Monday, May 12, 2008

I just want to be....

Have you ever felt the need to let out a good cry, but u didn't have a specific reason to cry?

I don't want to wear my superman cape tonight. I don't want to think about: getting people raises, meeting this unfair goal, hearing complaints, analyzing my interview last week, why I'm hard on myself, when am I going to find something real, how I completely missed the boat on preparing myself for graduate school, and how I'm going to manifest all the desires I have.

sigh

Friday, May 09, 2008

Quick Update

Playing~"Glory to the highest"-City of Refuge (Bishop Noel Jones)

I woke up early this morning and I realize I haven't dropped you guys a note in a minute. I have a lot of things going on, but I'm going to run through them real quick.

  • I'm up for a promotion! I know, God is good. This will be my 3rd promotion in less than 2 years. I killed one interview. The second interview wasn't as strong. I just want the will of the Lord done (I got real save on y'all, but it's the truth..lol.). Somehow I'm indifferent and excited at the same time.
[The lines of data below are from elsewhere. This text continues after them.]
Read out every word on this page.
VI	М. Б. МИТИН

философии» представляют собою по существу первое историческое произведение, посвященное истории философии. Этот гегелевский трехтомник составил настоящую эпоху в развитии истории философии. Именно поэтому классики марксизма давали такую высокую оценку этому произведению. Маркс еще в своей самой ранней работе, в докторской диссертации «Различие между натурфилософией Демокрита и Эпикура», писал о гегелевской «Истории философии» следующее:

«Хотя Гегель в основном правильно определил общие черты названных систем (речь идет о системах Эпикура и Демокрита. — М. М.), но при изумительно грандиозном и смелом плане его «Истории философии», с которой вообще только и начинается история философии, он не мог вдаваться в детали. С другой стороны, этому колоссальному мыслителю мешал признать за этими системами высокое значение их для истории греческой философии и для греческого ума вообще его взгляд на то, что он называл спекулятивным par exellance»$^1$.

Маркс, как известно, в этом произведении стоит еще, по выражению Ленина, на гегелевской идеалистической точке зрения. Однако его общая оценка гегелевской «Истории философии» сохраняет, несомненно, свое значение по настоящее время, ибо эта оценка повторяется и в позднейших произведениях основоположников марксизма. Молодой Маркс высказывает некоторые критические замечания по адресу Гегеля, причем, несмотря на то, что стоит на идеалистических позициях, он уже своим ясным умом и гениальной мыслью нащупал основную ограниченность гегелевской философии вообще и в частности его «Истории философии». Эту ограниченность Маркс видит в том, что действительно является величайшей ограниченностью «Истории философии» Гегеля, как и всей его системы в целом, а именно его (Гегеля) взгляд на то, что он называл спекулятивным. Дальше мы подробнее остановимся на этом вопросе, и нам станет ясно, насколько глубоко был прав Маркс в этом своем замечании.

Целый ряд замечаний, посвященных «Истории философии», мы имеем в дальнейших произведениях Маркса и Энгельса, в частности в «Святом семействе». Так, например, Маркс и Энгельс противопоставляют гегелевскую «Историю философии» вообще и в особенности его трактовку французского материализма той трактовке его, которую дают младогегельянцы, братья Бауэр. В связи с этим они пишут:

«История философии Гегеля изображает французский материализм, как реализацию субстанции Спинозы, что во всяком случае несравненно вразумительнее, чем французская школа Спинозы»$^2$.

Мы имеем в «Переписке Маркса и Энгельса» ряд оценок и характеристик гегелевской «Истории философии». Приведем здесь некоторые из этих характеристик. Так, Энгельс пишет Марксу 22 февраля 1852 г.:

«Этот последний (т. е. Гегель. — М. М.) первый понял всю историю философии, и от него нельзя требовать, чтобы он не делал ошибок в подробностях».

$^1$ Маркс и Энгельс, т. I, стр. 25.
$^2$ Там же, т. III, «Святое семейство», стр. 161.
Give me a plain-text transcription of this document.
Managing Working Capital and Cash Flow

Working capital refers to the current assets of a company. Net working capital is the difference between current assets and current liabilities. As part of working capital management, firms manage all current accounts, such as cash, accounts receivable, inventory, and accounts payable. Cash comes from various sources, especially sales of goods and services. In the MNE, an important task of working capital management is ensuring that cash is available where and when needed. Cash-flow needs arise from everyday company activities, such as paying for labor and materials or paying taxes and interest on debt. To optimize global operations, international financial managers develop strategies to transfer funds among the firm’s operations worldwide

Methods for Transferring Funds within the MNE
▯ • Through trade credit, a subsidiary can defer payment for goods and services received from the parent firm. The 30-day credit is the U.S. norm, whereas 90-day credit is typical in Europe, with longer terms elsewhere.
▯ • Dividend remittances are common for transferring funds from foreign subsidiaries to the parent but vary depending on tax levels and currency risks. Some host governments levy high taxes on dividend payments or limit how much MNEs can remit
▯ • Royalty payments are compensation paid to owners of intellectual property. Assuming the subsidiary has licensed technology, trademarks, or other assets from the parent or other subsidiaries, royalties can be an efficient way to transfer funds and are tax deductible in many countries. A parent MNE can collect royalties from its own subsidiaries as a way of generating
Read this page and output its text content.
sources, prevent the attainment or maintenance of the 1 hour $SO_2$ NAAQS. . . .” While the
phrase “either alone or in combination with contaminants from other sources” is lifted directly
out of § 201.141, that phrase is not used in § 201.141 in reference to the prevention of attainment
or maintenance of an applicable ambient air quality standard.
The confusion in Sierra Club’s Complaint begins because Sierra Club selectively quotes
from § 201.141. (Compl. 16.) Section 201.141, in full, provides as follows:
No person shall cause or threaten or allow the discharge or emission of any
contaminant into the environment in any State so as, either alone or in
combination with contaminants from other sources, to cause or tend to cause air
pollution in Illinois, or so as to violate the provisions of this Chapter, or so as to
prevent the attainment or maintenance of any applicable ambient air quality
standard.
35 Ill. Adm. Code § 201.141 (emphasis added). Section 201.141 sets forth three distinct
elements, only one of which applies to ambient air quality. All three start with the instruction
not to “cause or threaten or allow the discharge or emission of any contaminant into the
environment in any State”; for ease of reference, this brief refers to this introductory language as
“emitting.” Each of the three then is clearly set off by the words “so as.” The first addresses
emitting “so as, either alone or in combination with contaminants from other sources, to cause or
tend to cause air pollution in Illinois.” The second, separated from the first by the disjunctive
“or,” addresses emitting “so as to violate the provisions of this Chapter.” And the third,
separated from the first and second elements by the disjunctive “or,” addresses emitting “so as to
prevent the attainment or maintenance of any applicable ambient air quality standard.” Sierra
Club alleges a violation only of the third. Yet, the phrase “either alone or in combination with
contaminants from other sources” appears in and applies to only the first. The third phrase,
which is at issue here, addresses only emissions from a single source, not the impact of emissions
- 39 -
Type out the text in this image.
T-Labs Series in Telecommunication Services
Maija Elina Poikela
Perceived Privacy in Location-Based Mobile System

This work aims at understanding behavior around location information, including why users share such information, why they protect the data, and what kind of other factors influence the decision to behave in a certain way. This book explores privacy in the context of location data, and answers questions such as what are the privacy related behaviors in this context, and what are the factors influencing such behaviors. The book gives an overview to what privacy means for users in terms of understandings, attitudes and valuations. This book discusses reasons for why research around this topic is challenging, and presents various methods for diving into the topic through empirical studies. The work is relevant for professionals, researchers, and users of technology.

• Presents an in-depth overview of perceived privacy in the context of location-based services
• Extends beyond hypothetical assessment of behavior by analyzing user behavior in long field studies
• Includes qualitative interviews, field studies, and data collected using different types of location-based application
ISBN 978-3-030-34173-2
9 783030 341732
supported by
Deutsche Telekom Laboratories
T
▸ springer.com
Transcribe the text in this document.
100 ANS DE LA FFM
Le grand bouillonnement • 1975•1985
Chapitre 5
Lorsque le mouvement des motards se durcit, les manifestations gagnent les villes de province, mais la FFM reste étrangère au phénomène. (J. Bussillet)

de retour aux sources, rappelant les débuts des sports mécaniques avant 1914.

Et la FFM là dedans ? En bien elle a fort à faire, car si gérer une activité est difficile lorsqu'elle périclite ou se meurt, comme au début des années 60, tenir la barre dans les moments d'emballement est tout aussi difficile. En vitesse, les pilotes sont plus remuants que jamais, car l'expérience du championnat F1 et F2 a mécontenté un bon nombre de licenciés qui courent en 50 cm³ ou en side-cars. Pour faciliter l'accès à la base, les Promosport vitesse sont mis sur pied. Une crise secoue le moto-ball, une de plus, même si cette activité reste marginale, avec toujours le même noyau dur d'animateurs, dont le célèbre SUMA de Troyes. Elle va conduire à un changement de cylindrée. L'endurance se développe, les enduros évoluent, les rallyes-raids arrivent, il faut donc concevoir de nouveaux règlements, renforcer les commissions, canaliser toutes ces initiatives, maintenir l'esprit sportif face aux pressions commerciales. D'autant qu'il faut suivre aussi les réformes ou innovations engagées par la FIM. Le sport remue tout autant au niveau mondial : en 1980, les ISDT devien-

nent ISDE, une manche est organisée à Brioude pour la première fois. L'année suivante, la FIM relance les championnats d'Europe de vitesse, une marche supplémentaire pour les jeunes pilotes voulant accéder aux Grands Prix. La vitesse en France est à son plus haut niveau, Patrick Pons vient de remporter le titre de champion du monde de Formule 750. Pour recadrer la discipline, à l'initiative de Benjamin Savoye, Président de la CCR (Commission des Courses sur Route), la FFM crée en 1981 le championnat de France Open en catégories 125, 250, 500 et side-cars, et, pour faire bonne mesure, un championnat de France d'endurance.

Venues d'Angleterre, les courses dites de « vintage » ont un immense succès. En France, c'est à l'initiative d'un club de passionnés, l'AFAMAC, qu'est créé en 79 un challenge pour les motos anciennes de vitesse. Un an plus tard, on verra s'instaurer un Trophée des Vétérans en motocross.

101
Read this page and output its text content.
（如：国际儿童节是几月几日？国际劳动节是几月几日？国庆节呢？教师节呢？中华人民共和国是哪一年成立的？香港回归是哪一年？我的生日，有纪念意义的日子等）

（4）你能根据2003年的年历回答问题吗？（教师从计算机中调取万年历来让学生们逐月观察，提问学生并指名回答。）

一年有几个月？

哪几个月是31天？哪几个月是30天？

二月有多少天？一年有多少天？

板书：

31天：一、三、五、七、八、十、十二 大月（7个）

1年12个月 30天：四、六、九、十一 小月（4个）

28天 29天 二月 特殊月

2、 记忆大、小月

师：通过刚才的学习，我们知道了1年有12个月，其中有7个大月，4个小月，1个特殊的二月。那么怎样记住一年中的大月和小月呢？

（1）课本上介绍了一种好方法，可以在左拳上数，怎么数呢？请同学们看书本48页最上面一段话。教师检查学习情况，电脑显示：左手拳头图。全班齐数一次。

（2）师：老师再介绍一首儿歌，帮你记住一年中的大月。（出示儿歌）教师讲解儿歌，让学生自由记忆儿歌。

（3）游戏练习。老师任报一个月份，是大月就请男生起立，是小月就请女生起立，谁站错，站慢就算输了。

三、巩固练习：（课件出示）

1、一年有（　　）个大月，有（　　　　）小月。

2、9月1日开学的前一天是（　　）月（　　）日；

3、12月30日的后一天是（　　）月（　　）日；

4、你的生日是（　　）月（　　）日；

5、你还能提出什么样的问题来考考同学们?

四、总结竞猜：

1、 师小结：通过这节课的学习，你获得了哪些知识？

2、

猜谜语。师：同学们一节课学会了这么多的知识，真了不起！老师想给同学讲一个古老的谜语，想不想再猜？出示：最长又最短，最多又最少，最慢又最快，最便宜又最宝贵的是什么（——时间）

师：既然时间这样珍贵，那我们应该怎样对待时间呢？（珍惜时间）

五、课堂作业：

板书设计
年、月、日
I'm a little insecure about this possible position. My indifference is a combination of my insecurity and the preservation of my self-esteem.
  • One of my best friends lost his job. Can you imagine losing 75-80k a year? He's a peace for the most part. He's turn down one job and waiting on his dream job response. Say a prayer
  • I realized I have completely missed the boat on graduate school. I need to do so many things before enrolling. sigh...okay, gaining this job maybe more important than I thought.
  • One of my friends caught feelings for someone who is notoriously unfaithful. It's to the point that the guy confesses every time he f*cks around. He thinks that makes the world of difference. "I'm telling you, you have to respect that." I no longer advise my friend on this relationship. I realize he will make excuses for the person anyway. I ignore him when he brings it up. He needs to whip his a**...straight up.
  • You've been update in 7 mins. Let me get ready for work...peace

Monday, May 05, 2008

This boy

Playing~"can we talk"-Tevin Campbell

This boy is different.
He's unlike other dudes that he knows
This boy is different
He's like Oil and Water in the same glass
This boy is different
His duality keeps you on your toes
This boy is different
Not the easiest guy to get to know
This boy is different
He's searching for something real
This boy is different
His sincerity shines through
This boy is different
This boy is me

*Inspired by PJ Morton cd (I just wrote whatever came to mind after the song went off. I hope you enjoy my freestyle...lol )
Playing~"Soon as I get home-Faith Evans

Friday, May 02, 2008

Advice

A wise man once said to me "your need is legitimate, but be very careful on how you fill it". His words came to me today and I thought I would share it.